I have a Message class which parses text messages using lookup tables. I receive a lot of messages and create and destroy a lot of objects so I thought I declare those lookup tables as static members to prevent initializing the same tables with the same values again and again.

Is it the correct approach or there's more appropriate C++ way?

Thanks.

+1  A: 

This sounds like the right way to do it, although I'd expect the compiler to optimize this. Have you benchmarked your application and does declaring the tables as static speed it up?

Also note that if you have many large lookup tables, performance will increase, but the tables will be hold in memory all the time.

schnaader
+2  A: 

They could be class variables, i.e. static at the class level. That way they are available to subclasses, if any, and perhaps a bit more visible than if "hidden" as static local variables in individual methods.

unwind
A: 

Yes, all ok. Sometimes it is good solution: function static which will created only once. Also you could use singleton object, but it has more wide accessibility.
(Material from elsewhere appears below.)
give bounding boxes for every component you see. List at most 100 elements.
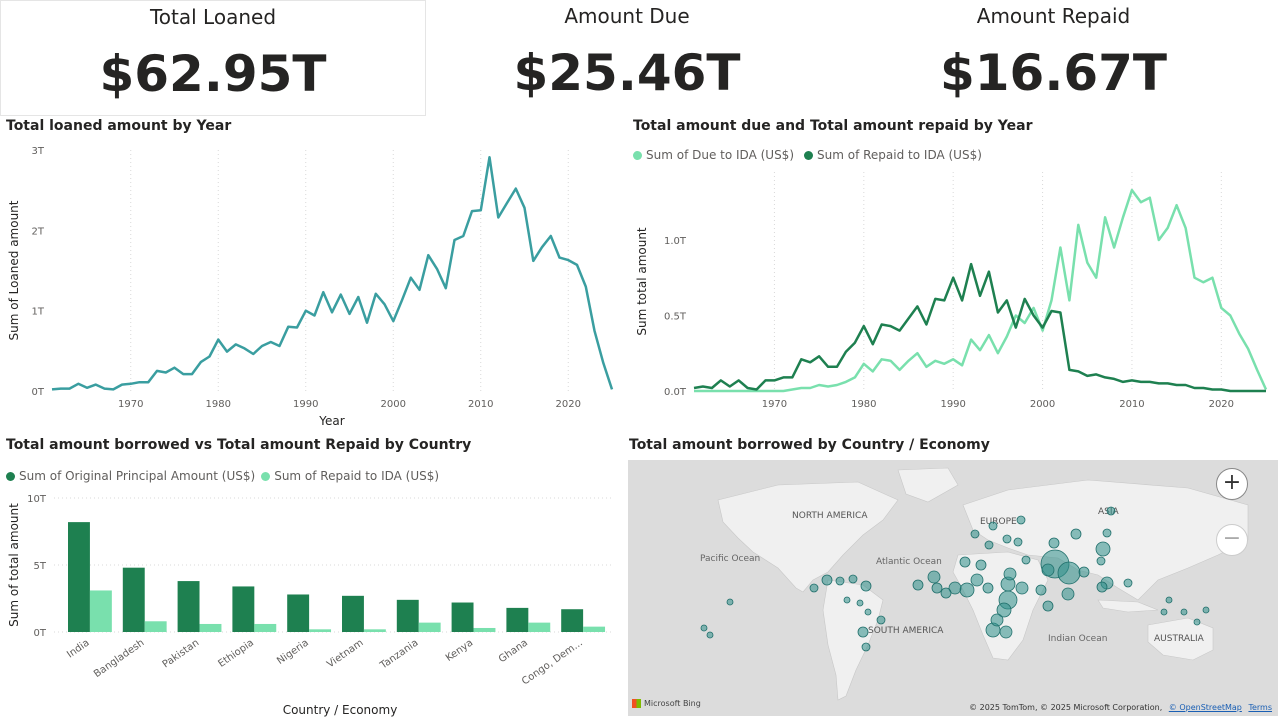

Be careful if you have multi-threaded application and if your lookup-tables contain pointer to another data which could be destroyed early than this table.

bb
+3  A: 

If your message classes share lookup information that it may be worth abstracting your static lookups into a class of their own so that they really are only initialised once.

But regardless, static class members are definitely the way to go.

Steve Claridge
A: 

Using a singleton pattern will also work for this.